Do Hugo Fernandez para o ALBARDEIRO
Parte I
Todo o terrorismo, isto é, a morte indiscriminada de pessoas inocentes, é obviamente inaceitável. Nunca actos de tal natureza se podem justificar, sejam quais forem as razões invocadas. Ninguém de bom senso tem, portanto, dúvidas quanto à necessidade de um combate eficaz a este problema. Sendo inaceitável, o terrorismo não é, no entanto, inexplicável. Trata-se, de facto, da manifestação final e dramática de um longo e complexo processo degenerativo da própria realidade, um sintoma agudo de uma doença crónica. E é na avaliação desta situação e no tipo de actuação a empreender que as divergências são notórias e têm que ser legitimamente esgrimidas.
Este fenómeno pode ter as suas raízes num desvio de personalidade e em comportamentos individuais, como os que assistimos no caso dos psicopatas perigosos e dos serial killers. Mas o terrorismo pode ser sobretudo uma doença social, que os fanatismos e fundamentalismos ajudam a alimentar. Esta segunda situação, bem mais grave do que a primeira, merece-nos muito mais cuidado e reflexão. Enquanto no primeiro caso, os terroristas agem isoladamente ou com escassos cúmplices, exigindo, após a sua detenção, sobretudo um adequado tratamento médico, no segundo caso, o fenómeno é muito mais complexo e abrangente. É que os terroristas não agem sozinhos, nem são elementos isolados. Há um meio social mais ou menos extenso onde aqueles são recrutados e uma rede que os sustenta e apoia.

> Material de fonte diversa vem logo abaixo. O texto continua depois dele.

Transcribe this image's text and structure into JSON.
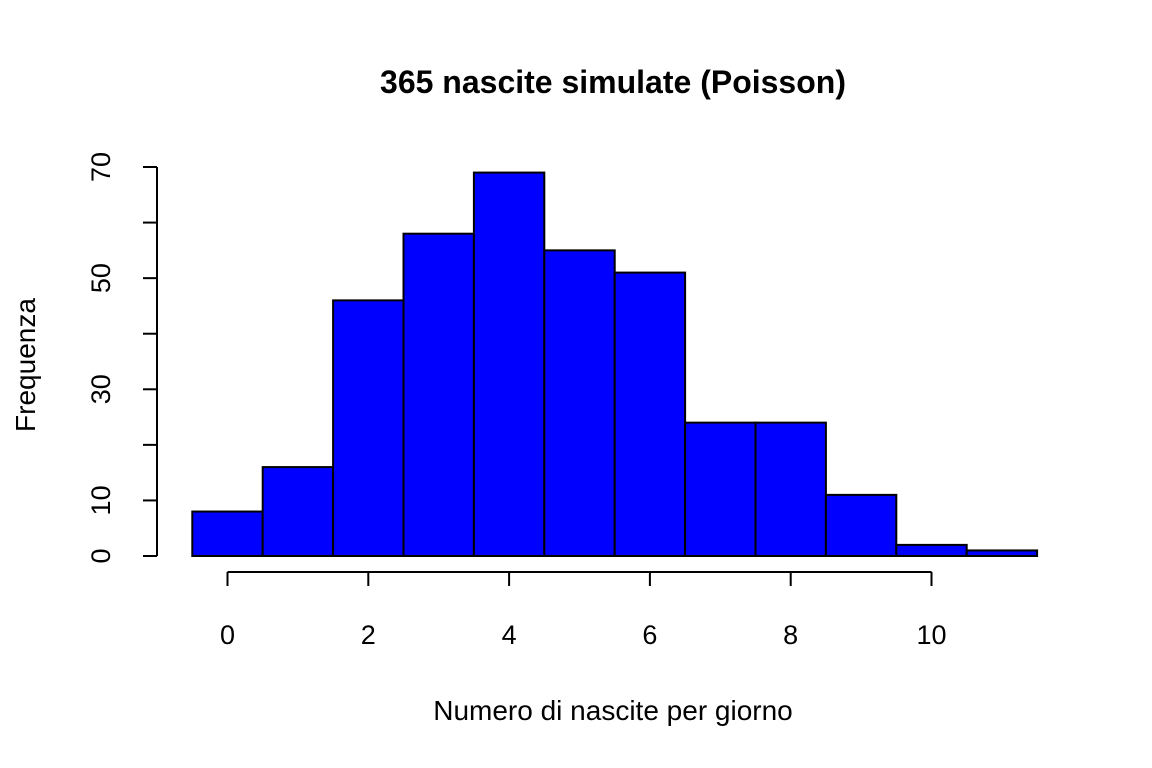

Ora, são precisamente as causas da disfuncionalidade das vivências das populações que constituem essa rede que, a nosso ver, têm que ser analisadas e, na medida do possível, solucionadas.
É essa desregulação que advém do agravamento das situações e do arrastamento dos conflitos, muitas vezes ao longo de décadas, é o ódio latente ou declarado que inevitavelmente produz com o consequente radicalizar de posições que tem que constituir a principal preocupação no domínio da prevenção deste terrível flagelo. Muito para além, portanto, da simples acção policial, ainda que esta seja legítima e constitua um instrumento imprescindível para garantir a segurança dos cidadãos.
Assim, esse conhecimento e essa actuação terão que ser eminentemente políticas. E é a este nível, o da discussão franca e plural dos diversos modelos de organização da nossa vida colectiva e do relacionamento entre as sociedades, que as questões verdadeiramente se têm que colocar.